Without missing a beat, Reid flipped me around and smashed his mouth against mine, digging his hands into my ass so hard I was going to have bruises. One minute I was standing, the next he was slamming me onto the table and silverware went flying, clattering to the floor. A plate was making a permanent indent in my back, but I didn’t care.
Because not only was Reid a movie star—he kissed like one.
You know those kisses you see on TV? Where you wonder if the kiss is as good as it looks?

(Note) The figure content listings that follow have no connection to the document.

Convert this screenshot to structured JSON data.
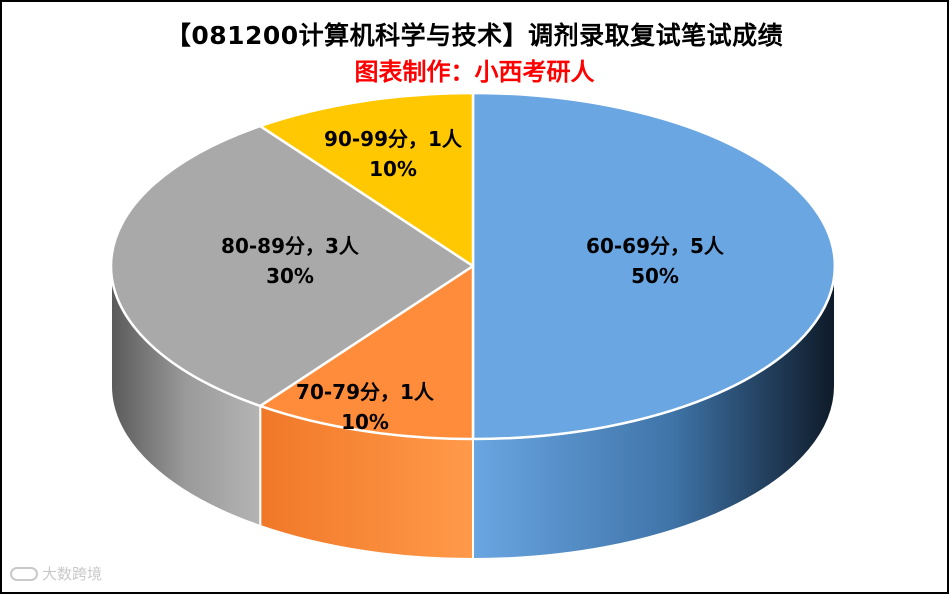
{
  "chart_data": {
    "type": "pie",
    "title": "【081200计算机科学与技术】调剂录取复试笔试成绩",
    "subtitle": "图表制作：小西考研人",
    "slices": [
      {
        "label": "60-69分，5人",
        "percent_label": "50%",
        "value": 5,
        "color": "#6aa6e2"
      },
      {
        "label": "70-79分，1人",
        "percent_label": "10%",
        "value": 1,
        "color": "#ff8c3a"
      },
      {
        "label": "80-89分，3人",
        "percent_label": "30%",
        "value": 3,
        "color": "#a9a9a9"
      },
      {
        "label": "90-99分，1人",
        "percent_label": "10%",
        "value": 1,
        "color": "#ffc800"
      }
    ],
    "style": "3d",
    "legend": "none"
  },
  "watermark": {
    "text": "大数跨境"
  }
}
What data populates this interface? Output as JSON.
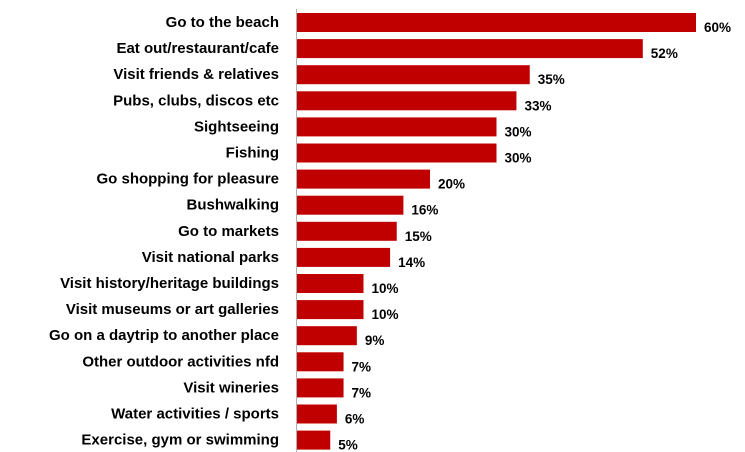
{
  "chart_data": {
    "type": "bar",
    "orientation": "horizontal",
    "categories": [
      "Go to the beach",
      "Eat out/restaurant/cafe",
      "Visit friends & relatives",
      "Pubs, clubs, discos etc",
      "Sightseeing",
      "Fishing",
      "Go shopping for pleasure",
      "Bushwalking",
      "Go to markets",
      "Visit national parks",
      "Visit history/heritage buildings",
      "Visit museums or art galleries",
      "Go on a daytrip to another place",
      "Other outdoor activities nfd",
      "Visit wineries",
      "Water activities / sports",
      "Exercise, gym or swimming"
    ],
    "values": [
      60,
      52,
      35,
      33,
      30,
      30,
      20,
      16,
      15,
      14,
      10,
      10,
      9,
      7,
      7,
      6,
      5
    ],
    "value_labels": [
      "60%",
      "52%",
      "35%",
      "33%",
      "30%",
      "30%",
      "20%",
      "16%",
      "15%",
      "14%",
      "10%",
      "10%",
      "9%",
      "7%",
      "7%",
      "6%",
      "5%"
    ],
    "bar_color": "#c00000",
    "axis_color": "#b0b0b0",
    "xlim": [
      0,
      60
    ],
    "grid": false,
    "legend": "none",
    "title": "",
    "xlabel": "",
    "ylabel": ""
  }
}
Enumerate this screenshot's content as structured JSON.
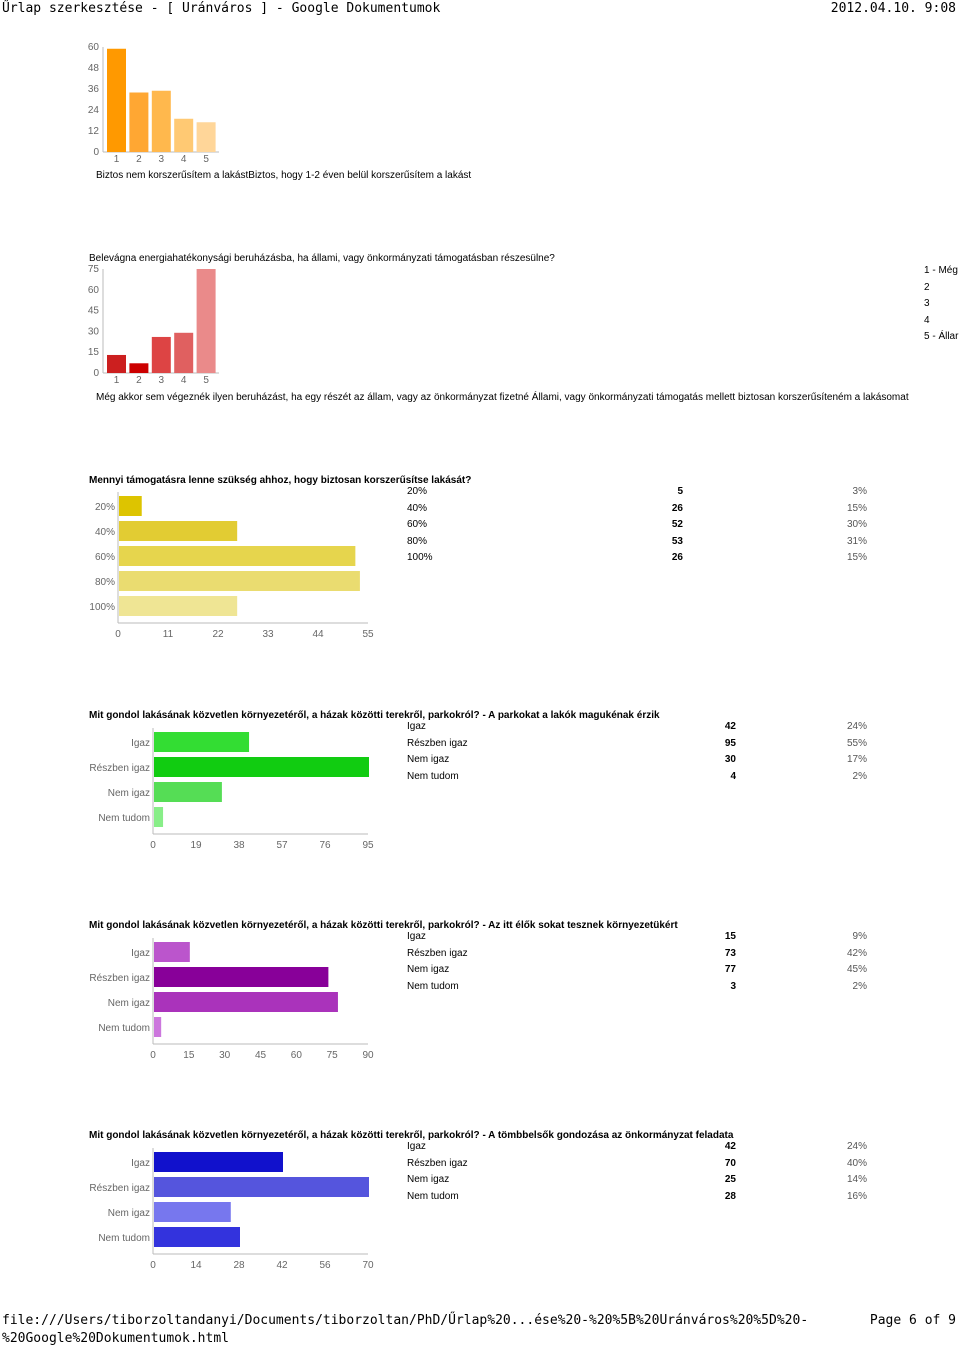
{
  "header": {
    "title": "Űrlap szerkesztése - [ Uránváros ] - Google Dokumentumok",
    "date": "2012.04.10. 9:08"
  },
  "footer": {
    "path": "file:///Users/tiborzoltandanyi/Documents/tiborzoltan/PhD/Űrlap%20...ése%20-%20%5B%20Uránváros%20%5D%20-%20Google%20Dokumentumok.html",
    "page": "Page 6 of 9"
  },
  "section1": {
    "caption": "Biztos nem korszerűsítem a lakástBiztos, hogy 1-2 éven belül korszerűsítem a lakást"
  },
  "section2": {
    "question": "Belevágna energiahatékonysági beruházásba, ha állami, vagy önkormányzati támogatásban részesülne?",
    "caption": "Még akkor sem végeznék ilyen beruházást, ha egy részét az állam, vagy az önkormányzat fizetné Állami, vagy önkormányzati támogatás mellett biztosan korszerűsíteném a lakásomat",
    "legend": [
      "1 - Még",
      "2",
      "3",
      "4",
      "5 - Állar"
    ]
  },
  "section3": {
    "question": "Mennyi támogatásra lenne szükség ahhoz, hogy biztosan korszerűsítse lakását?",
    "rows": [
      {
        "label": "20%",
        "count": "5",
        "pct": "3%"
      },
      {
        "label": "40%",
        "count": "26",
        "pct": "15%"
      },
      {
        "label": "60%",
        "count": "52",
        "pct": "30%"
      },
      {
        "label": "80%",
        "count": "53",
        "pct": "31%"
      },
      {
        "label": "100%",
        "count": "26",
        "pct": "15%"
      }
    ]
  },
  "section4": {
    "question": "Mit gondol lakásának közvetlen környezetéről, a házak közötti terekről, parkokról? - A parkokat a lakók magukénak érzik",
    "rows": [
      {
        "label": "Igaz",
        "count": "42",
        "pct": "24%"
      },
      {
        "label": "Részben igaz",
        "count": "95",
        "pct": "55%"
      },
      {
        "label": "Nem igaz",
        "count": "30",
        "pct": "17%"
      },
      {
        "label": "Nem tudom",
        "count": "4",
        "pct": "2%"
      }
    ]
  },
  "section5": {
    "question": "Mit gondol lakásának közvetlen környezetéről, a házak közötti terekről, parkokról? - Az itt élők sokat tesznek környezetükért",
    "rows": [
      {
        "label": "Igaz",
        "count": "15",
        "pct": "9%"
      },
      {
        "label": "Részben igaz",
        "count": "73",
        "pct": "42%"
      },
      {
        "label": "Nem igaz",
        "count": "77",
        "pct": "45%"
      },
      {
        "label": "Nem tudom",
        "count": "3",
        "pct": "2%"
      }
    ]
  },
  "section6": {
    "question": "Mit gondol lakásának közvetlen környezetéről, a házak közötti terekről, parkokról? - A tömbbelsők gondozása az önkormányzat feladata",
    "rows": [
      {
        "label": "Igaz",
        "count": "42",
        "pct": "24%"
      },
      {
        "label": "Részben igaz",
        "count": "70",
        "pct": "40%"
      },
      {
        "label": "Nem igaz",
        "count": "25",
        "pct": "14%"
      },
      {
        "label": "Nem tudom",
        "count": "28",
        "pct": "16%"
      }
    ]
  },
  "chart_data": [
    {
      "type": "bar",
      "orientation": "vertical",
      "categories": [
        "1",
        "2",
        "3",
        "4",
        "5"
      ],
      "values": [
        59,
        34,
        35,
        19,
        17
      ],
      "yticks": [
        "0",
        "12",
        "24",
        "36",
        "48",
        "60"
      ],
      "ylim": [
        0,
        60
      ],
      "colors": [
        "#ff9900",
        "#ffa733",
        "#ffb84d",
        "#ffc973",
        "#ffd699"
      ]
    },
    {
      "type": "bar",
      "orientation": "vertical",
      "categories": [
        "1",
        "2",
        "3",
        "4",
        "5"
      ],
      "values": [
        13,
        7,
        26,
        29,
        75
      ],
      "yticks": [
        "0",
        "15",
        "30",
        "45",
        "60",
        "75"
      ],
      "ylim": [
        0,
        75
      ],
      "colors": [
        "#cc1f1f",
        "#cc0000",
        "#dd4444",
        "#e06060",
        "#ea8a8a"
      ]
    },
    {
      "type": "bar",
      "orientation": "horizontal",
      "categories": [
        "20%",
        "40%",
        "60%",
        "80%",
        "100%"
      ],
      "values": [
        5,
        26,
        52,
        53,
        26
      ],
      "xticks": [
        "0",
        "11",
        "22",
        "33",
        "44",
        "55"
      ],
      "xlim": [
        0,
        55
      ],
      "colors": [
        "#ddc400",
        "#e2cc33",
        "#e6d54d",
        "#eadc70",
        "#efe594"
      ]
    },
    {
      "type": "bar",
      "orientation": "horizontal",
      "categories": [
        "Igaz",
        "Részben igaz",
        "Nem igaz",
        "Nem tudom"
      ],
      "values": [
        42,
        95,
        30,
        4
      ],
      "xticks": [
        "0",
        "19",
        "38",
        "57",
        "76",
        "95"
      ],
      "xlim": [
        0,
        95
      ],
      "colors": [
        "#33dd33",
        "#11cc11",
        "#55dd55",
        "#88ee88"
      ]
    },
    {
      "type": "bar",
      "orientation": "horizontal",
      "categories": [
        "Igaz",
        "Részben igaz",
        "Nem igaz",
        "Nem tudom"
      ],
      "values": [
        15,
        73,
        77,
        3
      ],
      "xticks": [
        "0",
        "15",
        "30",
        "45",
        "60",
        "75",
        "90"
      ],
      "xlim": [
        0,
        90
      ],
      "colors": [
        "#bb55cc",
        "#880099",
        "#aa33bb",
        "#cc77dd"
      ]
    },
    {
      "type": "bar",
      "orientation": "horizontal",
      "categories": [
        "Igaz",
        "Részben igaz",
        "Nem igaz",
        "Nem tudom"
      ],
      "values": [
        42,
        70,
        25,
        28
      ],
      "xticks": [
        "0",
        "14",
        "28",
        "42",
        "56",
        "70"
      ],
      "xlim": [
        0,
        70
      ],
      "colors": [
        "#1111cc",
        "#5555dd",
        "#7777ee",
        "#3333dd"
      ]
    }
  ]
}
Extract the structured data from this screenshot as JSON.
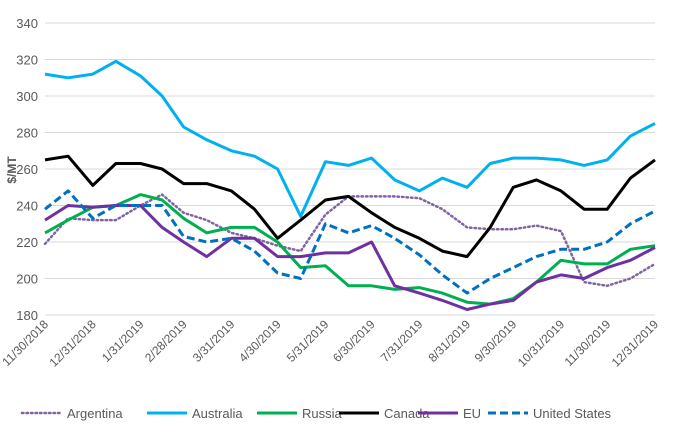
{
  "chart_data": {
    "type": "line",
    "title": "",
    "xlabel": "",
    "ylabel": "$/MT",
    "ylim": [
      180,
      340
    ],
    "yticks": [
      180,
      200,
      220,
      240,
      260,
      280,
      300,
      320,
      340
    ],
    "grid": "horizontal",
    "legend_position": "bottom",
    "xtick_labels": [
      "11/30/2018",
      "12/31/2018",
      "1/31/2019",
      "2/28/2019",
      "3/31/2019",
      "4/30/2019",
      "5/31/2019",
      "6/30/2019",
      "7/31/2019",
      "8/31/2019",
      "9/30/2019",
      "10/31/2019",
      "11/30/2019",
      "12/31/2019"
    ],
    "x": [
      "2018-11-30",
      "2018-12-15",
      "2018-12-31",
      "2019-01-15",
      "2019-01-31",
      "2019-02-14",
      "2019-02-28",
      "2019-03-15",
      "2019-03-31",
      "2019-04-15",
      "2019-04-30",
      "2019-05-15",
      "2019-05-31",
      "2019-06-15",
      "2019-06-30",
      "2019-07-15",
      "2019-07-31",
      "2019-08-15",
      "2019-08-31",
      "2019-09-15",
      "2019-09-30",
      "2019-10-15",
      "2019-10-31",
      "2019-11-15",
      "2019-11-30",
      "2019-12-15",
      "2019-12-31"
    ],
    "series": [
      {
        "name": "Argentina",
        "color": "#8064a2",
        "style": "dotted",
        "values": [
          219,
          233,
          232,
          232,
          240,
          246,
          236,
          232,
          225,
          222,
          218,
          215,
          235,
          245,
          245,
          245,
          244,
          238,
          228,
          227,
          227,
          229,
          226,
          198,
          196,
          200,
          208
        ]
      },
      {
        "name": "Australia",
        "color": "#00b0f0",
        "style": "solid",
        "values": [
          312,
          310,
          312,
          319,
          311,
          300,
          283,
          276,
          270,
          267,
          260,
          234,
          264,
          262,
          266,
          254,
          248,
          255,
          250,
          263,
          266,
          266,
          265,
          262,
          265,
          278,
          285
        ]
      },
      {
        "name": "Russia",
        "color": "#00b050",
        "style": "solid",
        "values": [
          225,
          232,
          239,
          240,
          246,
          243,
          233,
          225,
          228,
          228,
          220,
          206,
          207,
          196,
          196,
          194,
          195,
          192,
          187,
          186,
          189,
          198,
          210,
          208,
          208,
          216,
          218
        ]
      },
      {
        "name": "Canada",
        "color": "#000000",
        "style": "solid",
        "values": [
          265,
          267,
          251,
          263,
          263,
          260,
          252,
          252,
          248,
          238,
          222,
          232,
          243,
          245,
          236,
          228,
          222,
          215,
          212,
          228,
          250,
          254,
          248,
          238,
          238,
          255,
          265
        ]
      },
      {
        "name": "EU",
        "color": "#7030a0",
        "style": "solid",
        "values": [
          232,
          240,
          239,
          240,
          240,
          228,
          220,
          212,
          222,
          222,
          212,
          212,
          214,
          214,
          220,
          196,
          192,
          188,
          183,
          186,
          188,
          198,
          202,
          200,
          206,
          210,
          217
        ]
      },
      {
        "name": "United States",
        "color": "#0070c0",
        "style": "dashed",
        "values": [
          238,
          248,
          233,
          240,
          240,
          240,
          223,
          220,
          222,
          215,
          203,
          200,
          230,
          225,
          229,
          222,
          213,
          202,
          192,
          200,
          206,
          212,
          216,
          216,
          220,
          230,
          237
        ]
      }
    ]
  }
}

It is. Trust me, it so. Is. My entire body trembled with delight. For a brief second I forgot where we were—or that we had an audience.
His mouth was aggressive while his tongue was smooth and calculated as it invaded my mouth with such finesse that I wanted to eat the poor man alive.
“That’s enough,” Max hissed from somewhere in the room.
Reid pulled back, face flushed. “Sorry.”
“Huh?” Seriously, the building could have caught on fire and I still would have been trying to figure out a way to pull the guy back on top of me and wrap my legs around his body—trapping both of us until we burst into flames.
“Damn.” Grandma snapped her fingers. “Didn’t know I’d been replaced.”
I choked. “Replaced?”
Reid’s expression was pained. “If you care about me as a human being, you’ll lie. And make it good.”
“What will you give me?” I whispered out of the corner of my mouth.
“Really?” He pinched my ass. “I don’t know—a place to live so you don’t have to roam the streets and live in a cardboard box with Otis while eating people’s leftover hotdogs?”
“Grandma!” I yelled and opened my arms wide. “We haven’t met! I’m Reid’s girlfriend, Jordan.” Yeah, that little lie felt way too easy to tell.
The grandma in question glared and flipped me off, then waddled over to the table and started chugging wine.
Max winked. “She’ll get over it. She gets very attached to her boy toys, though. She’s just sad because poor Reid was so broken after playtime.”
“So many things in that sentence that will probably scar me forever,” Reid said under his breath. “Thanks, man.”
Max nodded. “So shall we order?”
“Damn it!” Grandma slammed her fist onto the table.
Jason poured her another glass of wine. “Here you go, sport.”
“He was my favorite,” she said, disappearing behind a glassy-eyed stare. “That boy’s mouth.”
A horrified expression crossed Reid’s face while I sent him a judgmental stare. “You’re literally every publicist’s nightmare. Not only are we lying to the press but now we have a sexually frustrated grandmother we have to please?”
“There is no pleasing her.” Reid knocked back a glass of whiskey. “Believe me. At one point I thought trying it would be the only way to escape.”
“And?” I crossed my arms.
“I ended up taking her Xanax and threatening to kill myself if she didn’t release me from her clutches.”
“No way.” I fought to hold in my laugh. “So what happened?”
“She called my bluff . . . and her pills weren’t labeled correctly. Apparently Grandma likes to get high—a lot. They were . . . happy pills, and for thirty minutes I thought I was a mama eagle training my eaglets to take flight. Oh, and by training I mean I was under the impression I needed to show by example.”
Max came up and slapped him on the back. “He tried to jump off the roof.”
I gasped.
“Chill with the hero worship.” Max shrugged. “It was ten feet. Home skillet would have been just fine.”
“Where’s the damn waiter?” Grandma shouted. Somehow the wine bottle was empty, and her lips were red. She was the antivampire—the picture you showed children in order to get them to realize vampires weren’t cool but terrifying and covered with liver spots.
“So . . .” Max squeezed Reid’s shoulder. “Do you concede?”
Reid’s nostrils flared, his jaw clenched in a hard line. “Never.”
Max lifted a glass into the air. “Then shall we toast?”
Reid slammed his glass against Max’s. “May the best man win.” At this point I was a bit confused as to what winning entailed. It almost seemed like it was more of a competition between how long Reid could torture Max before he broke. After all, Reid and I were still in a situation where we had to pretend to be in a relationship, so really all Reid had accomplished with his silly taunt was keeping Max from sex for a few extra months.
“He already has,” Max offered in a bored tone. “Trust me, a few weeks of trying to tame this one—” He paused and offered an apologetic smile. “No offense, small fry, but when I went through your stuff, I didn’t even find red underwear. It wouldn’t hurt you to try to look sexy, just sayin’.” He shifted his eyes to Reid while I was ready to scratch his eyes out. “And you’ll back down, they always do. At least until this whole media storm blows over. You guys will have had some good times, right? Playing house while living in hell.” He chuckled.
Reid let out a bitter laugh. “Please, all I have to do is make everyone believe I care about her. How hard can it be?”
Something inside me snapped. It’s not like Reid owed me anything. I mean, for the most part I was semi in his debt, but hearing his lack of interest from his lips still made me flinch and my heart skip with disappointment.